Just as it looked like it was within his grasp, the silver cup of the Mobile City Council presidency may have slipped from Fred Richardson’s hand once again.

For the past three weeks it appeared a junta had been cobbled together from unlikely allies that would put the District 1 councilman in the position he has craved. And on Monday the votes aligned just as Government Plaza sources had said they would — with Richardson, Levon Manzie and C.J. Small being joined by “Dr. No” Bess Rich to upend sitting president Gina Gregory.

Only it didn’t work out quite as planned, with Richardson finally nabbing the gavel after 20 years on the council. District 4 Councilman John Williams, a military man used to following rules to a T, threw a wrench into the machinery when he pointed out state law requires the president to have at least five supporters in order to take the council’s top spot. Fred had only four. Gregory, for her part, could garner only three “yea” votes, and the whole thing hit a brick wall.

The need for a supermajority had been the latest bit of scuttlebutt to seep out a few days prior to the vote. Everyone had assumed a vote as seemingly perfunctory as determining who would run the council meetings would certainly turn on a simple majority. But as is the situation with most things determined by the “Zoghby Act,” it turns out you need five votes to move the ball.

The council’s own attorney Jim Rossler agreed with Williams’ reading of the law and ended up with his head on the block. He was quickly fired on the spot once Fred’s coup had failed — ironically on a simple majority vote cast by the same four who couldn’t get Richardson into the president’s chair — and replaced by Wanda Cochran.

While the move seemed rather orchestrated, there had been no leaks about Rossler being part of the collateral damage, and it came as a surprise even to some members of the council.

So as of this writing the council sits with no president. Manzie, who was voted in as vice president unanimously, is the de facto prez until, or if ever, the impasse is broken. Richardson is still pinning hopes on Cochran reading the law differently, or perhaps taking the whole thing to circuit court. Unless he can win the legal battle or convince one of the “nay” voters to switch, he’s headed back to City Council gen pop instead of to the president’s seat.

The same fate awaits Gregory, who after four years as council president appears even further away from the presidency than Richardson.
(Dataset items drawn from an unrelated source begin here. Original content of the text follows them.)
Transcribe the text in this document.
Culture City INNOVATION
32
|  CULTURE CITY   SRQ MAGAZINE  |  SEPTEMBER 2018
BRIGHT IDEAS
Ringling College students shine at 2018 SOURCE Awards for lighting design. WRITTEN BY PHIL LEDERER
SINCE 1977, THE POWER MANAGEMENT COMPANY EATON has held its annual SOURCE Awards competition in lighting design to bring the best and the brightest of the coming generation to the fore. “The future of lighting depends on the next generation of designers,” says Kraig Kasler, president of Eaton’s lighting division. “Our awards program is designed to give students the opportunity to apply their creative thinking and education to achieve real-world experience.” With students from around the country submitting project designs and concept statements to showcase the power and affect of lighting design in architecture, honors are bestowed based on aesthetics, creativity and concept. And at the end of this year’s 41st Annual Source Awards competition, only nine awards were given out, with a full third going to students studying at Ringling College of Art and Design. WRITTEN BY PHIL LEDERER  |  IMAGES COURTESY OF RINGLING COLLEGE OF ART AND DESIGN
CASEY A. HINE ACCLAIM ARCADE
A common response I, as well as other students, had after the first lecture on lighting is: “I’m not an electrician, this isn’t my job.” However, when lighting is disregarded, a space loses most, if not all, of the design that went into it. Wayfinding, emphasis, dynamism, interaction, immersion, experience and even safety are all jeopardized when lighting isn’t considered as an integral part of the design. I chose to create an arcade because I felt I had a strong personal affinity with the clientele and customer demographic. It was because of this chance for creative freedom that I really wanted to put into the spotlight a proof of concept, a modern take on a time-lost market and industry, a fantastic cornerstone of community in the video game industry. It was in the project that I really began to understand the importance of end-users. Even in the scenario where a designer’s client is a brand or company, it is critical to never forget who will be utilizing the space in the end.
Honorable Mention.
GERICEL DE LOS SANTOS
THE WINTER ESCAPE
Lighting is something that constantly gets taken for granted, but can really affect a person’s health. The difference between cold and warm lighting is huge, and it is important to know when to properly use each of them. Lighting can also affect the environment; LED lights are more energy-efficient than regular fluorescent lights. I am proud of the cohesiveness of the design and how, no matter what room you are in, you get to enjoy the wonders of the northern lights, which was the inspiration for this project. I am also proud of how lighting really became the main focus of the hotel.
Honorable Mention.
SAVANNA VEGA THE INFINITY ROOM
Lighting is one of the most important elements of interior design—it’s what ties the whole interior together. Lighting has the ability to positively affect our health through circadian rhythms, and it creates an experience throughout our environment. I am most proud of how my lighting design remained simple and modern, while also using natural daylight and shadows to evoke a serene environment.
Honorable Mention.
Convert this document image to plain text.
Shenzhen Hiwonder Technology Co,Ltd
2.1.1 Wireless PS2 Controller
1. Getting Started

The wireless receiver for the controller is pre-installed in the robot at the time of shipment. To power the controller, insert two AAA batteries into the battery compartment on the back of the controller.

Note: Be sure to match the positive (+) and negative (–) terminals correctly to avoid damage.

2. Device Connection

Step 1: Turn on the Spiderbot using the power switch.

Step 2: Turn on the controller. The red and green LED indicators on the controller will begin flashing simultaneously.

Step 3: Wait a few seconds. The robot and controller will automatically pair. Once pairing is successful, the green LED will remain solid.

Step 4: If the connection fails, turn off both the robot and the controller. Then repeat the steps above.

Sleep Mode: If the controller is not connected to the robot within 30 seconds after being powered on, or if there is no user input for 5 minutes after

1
Even the two votes she received besides her own appear to have been courtesy of political expediency, as both Williams and District 5 Councilman Joel Daves would have faced the wrath of their constituents if they’d agreed to put Richardson in the chair.

Some of the unhappiness of this affair hinges on a strange legal technicality that essentially dissolves the City Council at midnight the day before they are reinstalled. This has allowed them to meet secretly without violating the open meetings law to hash out who will be president. Then they come in and vote unanimously for that person.

Richardson complained Gregory was elected on a 4-3 vote — but that was apparently behind closed doors. The official vote was 7-0. So “tradition” has really hinged on an effort to be opaque.

Assuming the reading of the Zoghby Act is correct — and its namesake and co-author Mary Zoghby says it is — and five votes are needed, it seems highly unlikely either side is going to budge when it comes to handing either Fred or Gina the gavel. If that is the case, the most obvious solution is to vote Manzie in as president, choose another veep and get back to work.

While Richardson may feel bitter about the presidency slipping through his fingers again, he really has no one to blame but himself. His wild use of taxpayer money to fund his own penchant for globetrotting has left him unpopular with those who don’t like wasteful spending. Richardson has also been a lightning rod for racial matters, which has created dislike for him among much of Mobile’s white citizenry. So even if the holdouts wanted to vote for Fred, the political backlash would be too great.

Although that didn’t stop Rich. In this failed attempt to put Richardson in place, Rich no doubt burned a tremendous amount of political goodwill with her constituents. One of her political strong points over the years has been strictly sticking to her particular set of values, which has always included fiscal responsibility and voicing the will of her district. But over the past couple of years she’s broken with that at times — supporting a fiscally outlandish soccer complex pushed by her political pal, County Commissioner Connie Hudson; urging the city to simply pay the county $500,000 in a rent dispute the city seems poised to win; and now voting to put Richardson a heartbeat away from the mayor’s office. Four years ago suggesting Rich would do any of those things would have seemed laughable, but people change, I suppose.

Once it was decided Gregory needed to go, the members of the council had to know any attempt to install another white president would be perceived as unfair to a majority of the city. By the same token, the idea of promoting the most fly-by-the-seat-of-his-pants-as-long-as-the-city-pays-for-the-ticket councilor to a spot where he could pontificate weekly on whatever thought entered his head also was a no-go.

In the end, the City Council has fallen back-asswards into what now seems to be the only logical answer — give the group’s youngest member the gavel and let him have a shot at leading. Fighting over the position or, God forbid, pursuing legal avenues to further attempt to ramrod Richardson into the job would only be a distraction and a waste of time and money. Not to mention it would create more disharmony.

Regardless, it’s been a bizarre way to kick off a new term at City Hall. Hopefully it’s not a precursor of things to come.